If settlement can't be reached, the regulator has indicated its Determinations Panel should hear the cases for all three schemes at the same time, likely to be in the second half of 2016 at the earliest, it said.
The company's obligations to its retirement schemes stood at $286 million as at December 31, down from $326 million a year earlier, according to the its 2015 financial statements.
Coats' 2015 revenue was US$1.49 billion, from US$1.56 billion a year earlier, including the unprofitable EMEA Crafts business, which was sold at a loss of US$75.5 million. Group operating profit rose to US$139.4 million from US$123.4 million.
The company plans to delist from the NZX and ASX on June 24, leaving its shares tradable only on the London Stock Exchange.
UK shareholders own more than 70 per cent of the stock of Coats, which previously owned a portfolio of investments in Australia and New Zealand.

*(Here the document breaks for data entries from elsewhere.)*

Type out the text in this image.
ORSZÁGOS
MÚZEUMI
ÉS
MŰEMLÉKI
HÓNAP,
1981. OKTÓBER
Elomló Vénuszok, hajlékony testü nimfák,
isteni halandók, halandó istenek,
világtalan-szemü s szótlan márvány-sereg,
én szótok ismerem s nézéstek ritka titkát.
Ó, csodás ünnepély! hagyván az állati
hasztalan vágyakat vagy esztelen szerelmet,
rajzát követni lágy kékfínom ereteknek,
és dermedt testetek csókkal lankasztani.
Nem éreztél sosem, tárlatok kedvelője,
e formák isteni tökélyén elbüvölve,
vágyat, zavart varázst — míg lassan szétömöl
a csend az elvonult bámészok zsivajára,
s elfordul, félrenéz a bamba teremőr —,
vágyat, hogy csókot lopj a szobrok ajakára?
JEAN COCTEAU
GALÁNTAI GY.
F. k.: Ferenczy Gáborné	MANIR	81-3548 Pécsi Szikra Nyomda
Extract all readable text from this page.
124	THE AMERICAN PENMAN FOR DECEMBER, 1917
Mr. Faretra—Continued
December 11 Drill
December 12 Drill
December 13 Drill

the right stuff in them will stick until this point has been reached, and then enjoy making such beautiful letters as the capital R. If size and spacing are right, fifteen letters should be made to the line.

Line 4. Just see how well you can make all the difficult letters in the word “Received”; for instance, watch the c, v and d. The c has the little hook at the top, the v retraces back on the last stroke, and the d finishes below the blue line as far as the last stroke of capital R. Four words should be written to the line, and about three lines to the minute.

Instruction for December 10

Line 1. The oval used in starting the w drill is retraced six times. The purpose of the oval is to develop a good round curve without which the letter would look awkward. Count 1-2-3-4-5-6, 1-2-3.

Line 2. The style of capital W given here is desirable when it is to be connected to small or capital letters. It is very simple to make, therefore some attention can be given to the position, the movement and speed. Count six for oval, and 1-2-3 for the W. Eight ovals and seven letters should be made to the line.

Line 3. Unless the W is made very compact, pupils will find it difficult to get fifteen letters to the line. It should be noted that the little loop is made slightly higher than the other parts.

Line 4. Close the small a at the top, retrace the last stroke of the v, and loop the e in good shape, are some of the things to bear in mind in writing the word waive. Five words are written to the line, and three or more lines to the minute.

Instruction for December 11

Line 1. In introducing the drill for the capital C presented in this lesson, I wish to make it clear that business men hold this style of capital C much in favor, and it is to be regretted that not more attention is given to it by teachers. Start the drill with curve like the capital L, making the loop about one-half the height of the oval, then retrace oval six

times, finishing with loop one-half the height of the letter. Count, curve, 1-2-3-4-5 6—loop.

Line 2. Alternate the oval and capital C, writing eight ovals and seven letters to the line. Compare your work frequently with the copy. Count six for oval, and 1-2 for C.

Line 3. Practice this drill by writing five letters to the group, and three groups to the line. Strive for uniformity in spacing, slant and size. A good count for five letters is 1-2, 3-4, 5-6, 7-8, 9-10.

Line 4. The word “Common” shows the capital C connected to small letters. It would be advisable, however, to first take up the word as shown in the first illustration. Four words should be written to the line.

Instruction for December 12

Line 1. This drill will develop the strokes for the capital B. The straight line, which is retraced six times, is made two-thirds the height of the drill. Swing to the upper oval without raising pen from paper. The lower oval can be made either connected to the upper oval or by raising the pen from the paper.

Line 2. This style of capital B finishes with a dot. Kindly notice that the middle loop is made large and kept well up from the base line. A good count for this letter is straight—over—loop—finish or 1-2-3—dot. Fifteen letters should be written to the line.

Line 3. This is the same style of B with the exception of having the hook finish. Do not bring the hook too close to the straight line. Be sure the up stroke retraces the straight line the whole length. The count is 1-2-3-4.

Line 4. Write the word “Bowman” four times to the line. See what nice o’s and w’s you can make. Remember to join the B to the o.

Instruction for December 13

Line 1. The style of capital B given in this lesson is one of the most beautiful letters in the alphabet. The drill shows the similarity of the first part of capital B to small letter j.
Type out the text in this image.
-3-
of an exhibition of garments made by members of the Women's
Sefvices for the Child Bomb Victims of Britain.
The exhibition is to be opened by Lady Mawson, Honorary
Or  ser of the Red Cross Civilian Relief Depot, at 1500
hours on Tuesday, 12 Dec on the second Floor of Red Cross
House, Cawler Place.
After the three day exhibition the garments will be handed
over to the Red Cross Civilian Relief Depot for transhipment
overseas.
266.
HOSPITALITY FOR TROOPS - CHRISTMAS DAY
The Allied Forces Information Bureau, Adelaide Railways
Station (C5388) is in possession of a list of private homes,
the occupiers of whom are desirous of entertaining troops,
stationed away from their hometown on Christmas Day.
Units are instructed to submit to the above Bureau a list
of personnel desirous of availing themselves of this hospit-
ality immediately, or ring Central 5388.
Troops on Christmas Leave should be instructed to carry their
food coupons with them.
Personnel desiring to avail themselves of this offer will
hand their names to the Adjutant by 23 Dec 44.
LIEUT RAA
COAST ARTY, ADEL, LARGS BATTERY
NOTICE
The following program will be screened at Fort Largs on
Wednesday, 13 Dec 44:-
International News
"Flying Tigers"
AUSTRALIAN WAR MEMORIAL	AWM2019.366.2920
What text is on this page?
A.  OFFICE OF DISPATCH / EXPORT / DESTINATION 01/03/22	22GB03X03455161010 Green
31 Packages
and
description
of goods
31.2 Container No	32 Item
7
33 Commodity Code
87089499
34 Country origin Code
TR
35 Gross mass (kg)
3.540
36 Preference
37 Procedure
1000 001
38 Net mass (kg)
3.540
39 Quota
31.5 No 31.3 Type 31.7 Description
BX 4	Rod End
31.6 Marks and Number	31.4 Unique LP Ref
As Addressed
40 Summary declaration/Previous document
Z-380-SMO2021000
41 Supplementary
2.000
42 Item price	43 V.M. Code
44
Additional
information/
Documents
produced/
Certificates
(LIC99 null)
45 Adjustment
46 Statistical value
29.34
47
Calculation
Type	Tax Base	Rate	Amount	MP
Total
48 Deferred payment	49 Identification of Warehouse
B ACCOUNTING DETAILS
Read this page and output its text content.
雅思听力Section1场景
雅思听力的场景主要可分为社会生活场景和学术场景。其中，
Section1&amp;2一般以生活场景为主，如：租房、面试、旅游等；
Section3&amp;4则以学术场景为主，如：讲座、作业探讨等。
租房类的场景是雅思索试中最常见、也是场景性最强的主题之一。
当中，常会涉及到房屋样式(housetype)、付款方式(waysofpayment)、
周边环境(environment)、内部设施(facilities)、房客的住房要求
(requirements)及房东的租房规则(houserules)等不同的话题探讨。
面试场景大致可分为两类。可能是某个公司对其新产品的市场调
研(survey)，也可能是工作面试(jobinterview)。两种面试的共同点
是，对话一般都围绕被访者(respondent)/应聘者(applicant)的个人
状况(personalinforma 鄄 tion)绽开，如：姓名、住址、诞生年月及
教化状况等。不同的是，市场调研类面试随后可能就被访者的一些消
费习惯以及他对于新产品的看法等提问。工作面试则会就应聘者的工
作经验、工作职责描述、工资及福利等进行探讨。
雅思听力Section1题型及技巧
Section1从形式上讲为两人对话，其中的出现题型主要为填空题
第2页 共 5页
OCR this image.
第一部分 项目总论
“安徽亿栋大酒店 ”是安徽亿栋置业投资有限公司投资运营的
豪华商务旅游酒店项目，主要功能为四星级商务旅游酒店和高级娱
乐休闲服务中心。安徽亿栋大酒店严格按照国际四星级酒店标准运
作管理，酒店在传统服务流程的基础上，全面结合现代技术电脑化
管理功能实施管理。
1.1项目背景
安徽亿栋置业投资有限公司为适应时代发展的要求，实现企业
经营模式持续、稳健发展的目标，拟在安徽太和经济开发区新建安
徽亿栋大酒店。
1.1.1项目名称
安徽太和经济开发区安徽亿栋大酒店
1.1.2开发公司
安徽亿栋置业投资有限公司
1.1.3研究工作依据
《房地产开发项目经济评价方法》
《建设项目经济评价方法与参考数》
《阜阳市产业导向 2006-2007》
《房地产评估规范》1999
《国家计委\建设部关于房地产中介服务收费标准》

The company also gave an update of potential liabilities over the pollution of New Jersey's Lower Passaic River. Exceptional costs before tax and discontinued items of US$23 million included US$6.4 million for US environmental costs in the first half, including a provision for remedial work on the river.
Its Coats and Clark unit is among companies that the US Environmental Protection Agency has advised have potential responsibility for "certain historical environmental costs for the Lower Passaic River", which amount to US$1.7 billion based on the EPA's preferred remedy, Coats said.
Coats, which is one of about 70 companies in a cooperating parties group, said it doesn't believe Coats and Clark's predecessors generated the contaminants that polluted the river.
It also says it has valid legal defences, is a de minimis, or minor party, and that other parties will emerge who should bear a significant share of the costs.
Still there was a risk the EPA enforced its current remedial plan, which could force Coats to take more and larger provisions, it said.
Coats shares closed up 3.5c yesterday at 51c.